There’s deepening confusion over the status of non-nicotine liquids in the USA. With the FDA’s strict new regulations due to go into force on the 8th of August, vendors still don’t know if they’ll be allowed to sell the increasingly popular nicotine-free options. The question is whether or not a liquid that doesn’t contain nicotine meets the definition of a tobacco product. Common sense says not, as these juices don’t contain any tobacco derivatives, but common sense doesn’t have a lot to do with this increasingly vague definition. The FDA has even classed items of hardware as tobacco.

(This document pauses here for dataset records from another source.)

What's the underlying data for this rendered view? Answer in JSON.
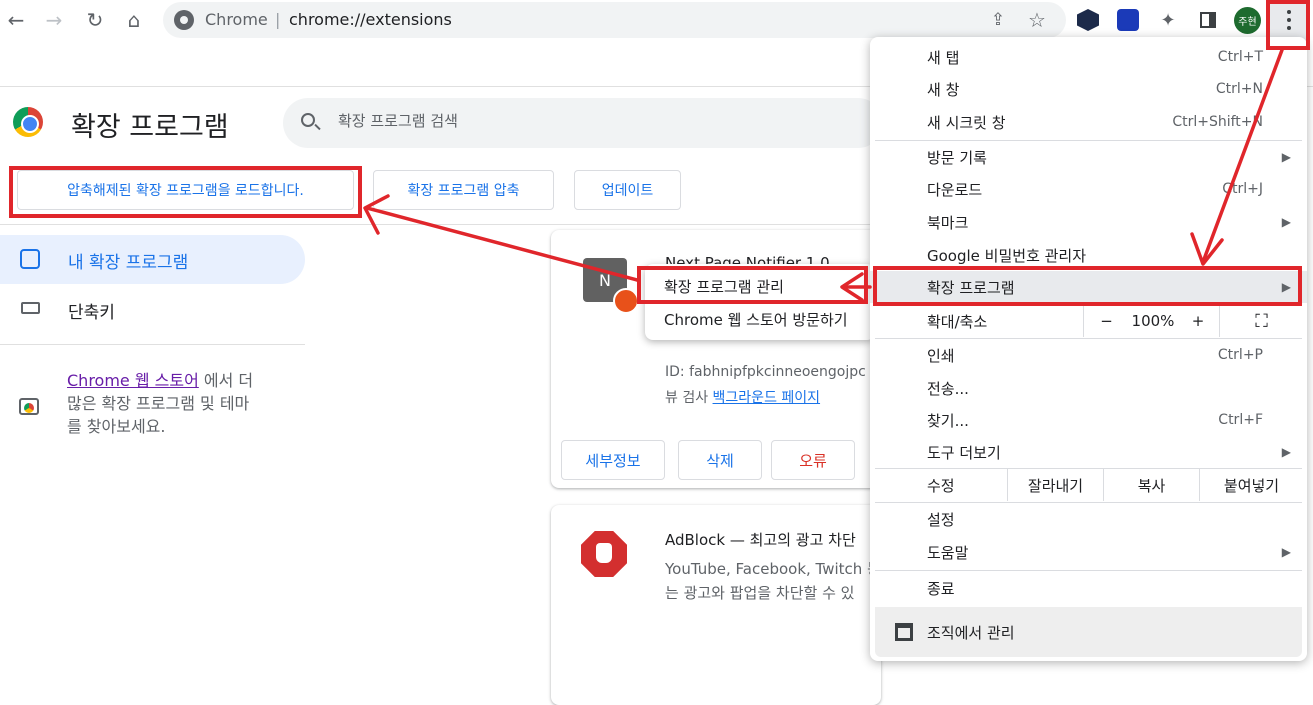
{
  "browser": {
    "omnibox_label": "Chrome",
    "url": "chrome://extensions",
    "avatar_text": "주현"
  },
  "page": {
    "title": "확장 프로그램",
    "search_placeholder": "확장 프로그램 검색"
  },
  "dev_buttons": {
    "load_unpacked": "압축해제된 확장 프로그램을 로드합니다.",
    "pack": "확장 프로그램 압축",
    "update": "업데이트"
  },
  "sidebar": {
    "items": [
      {
        "label": "내 확장 프로그램"
      },
      {
        "label": "단축키"
      }
    ],
    "store_link": "Chrome 웹 스토어",
    "store_text_1": "에서 더",
    "store_text_2": "많은 확장 프로그램 및 테마",
    "store_text_3": "를 찾아보세요."
  },
  "cards": [
    {
      "icon_letter": "N",
      "name": "Next Page Notifier  1.0",
      "id_line": "ID: fabhnipfpkcinneoengojpc",
      "view_prefix": "뷰 검사",
      "view_link": "백그라운드 페이지",
      "buttons": {
        "details": "세부정보",
        "remove": "삭제",
        "errors": "오류"
      }
    },
    {
      "name": "AdBlock — 최고의 광고 차단",
      "desc_1": "YouTube, Facebook, Twitch 등",
      "desc_2": "는 광고와 팝업을 차단할 수 있"
    }
  ],
  "submenu": {
    "manage": "확장 프로그램 관리",
    "store": "Chrome 웹 스토어 방문하기"
  },
  "menu": {
    "new_tab": {
      "label": "새 탭",
      "shortcut": "Ctrl+T"
    },
    "new_window": {
      "label": "새 창",
      "shortcut": "Ctrl+N"
    },
    "incognito": {
      "label": "새 시크릿 창",
      "shortcut": "Ctrl+Shift+N"
    },
    "history": {
      "label": "방문 기록"
    },
    "downloads": {
      "label": "다운로드",
      "shortcut": "Ctrl+J"
    },
    "bookmarks": {
      "label": "북마크"
    },
    "passwords": {
      "label": "Google 비밀번호 관리자"
    },
    "extensions": {
      "label": "확장 프로그램"
    },
    "zoom": {
      "label": "확대/축소",
      "minus": "−",
      "value": "100%",
      "plus": "+"
    },
    "print": {
      "label": "인쇄",
      "shortcut": "Ctrl+P"
    },
    "cast": {
      "label": "전송..."
    },
    "find": {
      "label": "찾기...",
      "shortcut": "Ctrl+F"
    },
    "more_tools": {
      "label": "도구 더보기"
    },
    "edit": {
      "label": "수정",
      "cut": "잘라내기",
      "copy": "복사",
      "paste": "붙여넣기"
    },
    "settings": {
      "label": "설정"
    },
    "help": {
      "label": "도움말"
    },
    "exit": {
      "label": "종료"
    },
    "managed": {
      "label": "조직에서 관리"
    }
  },
  "colors": {
    "accent": "#1a73e8",
    "annotation": "#e0262b"
  }
}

In response to a recent question about whether nicotine-free liquids will require the expensive and time-consuming pre-market authorisation process, the FDA responded with 1,300 words of dense and almost incomprehensible legalese. While it’s not easy to draw any conclusions about the actual legal situation the FDA’s logic appears to be that nicotine-containing liquids are a tobacco product, therefore the hardware used to vape them is also a tobacco product, so any non-nicotine liquid used in that hardware becomes a tobacco product too.
As far as can be worked out from their response the correct solution is to submit a pre-market authorisation request, costing roughly a million dollars, and the FDA will then decide whether authorisation is required on a case by case basis. The result is likely to be confusion and uncertainty for the industry.